Marc Faber – McDonald’s Tells Us Why The Market Will Collapse
Marc Faber has long predicted that a collapse in U.S. stocks is coming. On Thursday he reiterated that call, saying there is fresh evidence that a bear market is ahead—courtesy of the Golden Arches.
On Tuesday, McDonald’s reported that global same-store sales in August fell 3.7 percent in August, well short of expectations. The worst drop occurred in the Asia-Pacific region on the back of a Chinese meat safety scandal, but even U.S. sales slid 2.8 percent.
For Faber, those results are a perfect example of the damage being done by central banks—and the harbinger of more bad news to come.
“Nobody knows for sure” what will cause stocks to collapse, but “the earnings may disappoint. We had, essentially, very poor sales from McDonald’s. Now, McDonald’s is a very good indicator of the global economy. If McDonald’s doesn’t increase its sales, it tells you that the monetary policies have largely failed in the sense that prices are going up more than disposable income, and so people have less purchasing power.”
Faber has long argued that the policies of the Federal Reserve and other central banks simply increase asset prices and create inflation rather than actually stimulating the economy. But while the long-predicted inflation has not come to pass, Faber says that the McDonald’s results reflect the fact that inflation is rising faster than income, reducing the amount that individuals can spend.
“Credit expansion and money printing hasn’t filtered much to ordinary people.

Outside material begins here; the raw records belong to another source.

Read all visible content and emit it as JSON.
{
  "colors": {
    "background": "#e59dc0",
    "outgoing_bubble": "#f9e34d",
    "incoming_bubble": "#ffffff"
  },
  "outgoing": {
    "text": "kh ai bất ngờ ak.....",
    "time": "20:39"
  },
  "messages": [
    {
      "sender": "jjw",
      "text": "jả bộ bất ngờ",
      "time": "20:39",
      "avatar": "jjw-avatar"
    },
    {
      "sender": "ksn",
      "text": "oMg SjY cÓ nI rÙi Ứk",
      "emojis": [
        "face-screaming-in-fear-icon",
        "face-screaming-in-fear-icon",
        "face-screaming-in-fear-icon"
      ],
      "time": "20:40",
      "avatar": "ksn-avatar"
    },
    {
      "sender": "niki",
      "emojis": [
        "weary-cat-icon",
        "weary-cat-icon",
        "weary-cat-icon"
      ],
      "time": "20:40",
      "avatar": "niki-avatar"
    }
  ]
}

It’s boosted asset markets, real estate and stocks,” he said Thursday on CNBC’s “Futures Now.”
“So well-to-do-people have done very well. High-end restaurants are packed. Now, some money flows to people who are serving there, because well-to-do people give generous tips, but ordinary people have a much higher cost of living increase than 2 percent.”
But even as most have seen their cost of living increase, according to Faber, median family income has hardly budged. That puts less-wealthy families—and the companies like McDonald’s that are reliant upon them—in a tough bind.
So if Faber’s analysis is correct, how bad could it ultimately get for stocks?
“We’ve had a bull run since October 2011 without more than an 11 percent correction,” he notes. “And now we’re probably not going to get a correction, but more likely, a bear market that will be 20 to 30 percent at some point.”
After all, Faber said that fewer and fewer stocks are making new highs, and a greater number are making 12-week lows, “so the technical picture of the market is not very good.”
Add that to Faber’s observation that “the U.S. is the most pricey market compared to other markets in the world,” and he has constructed a bearish case.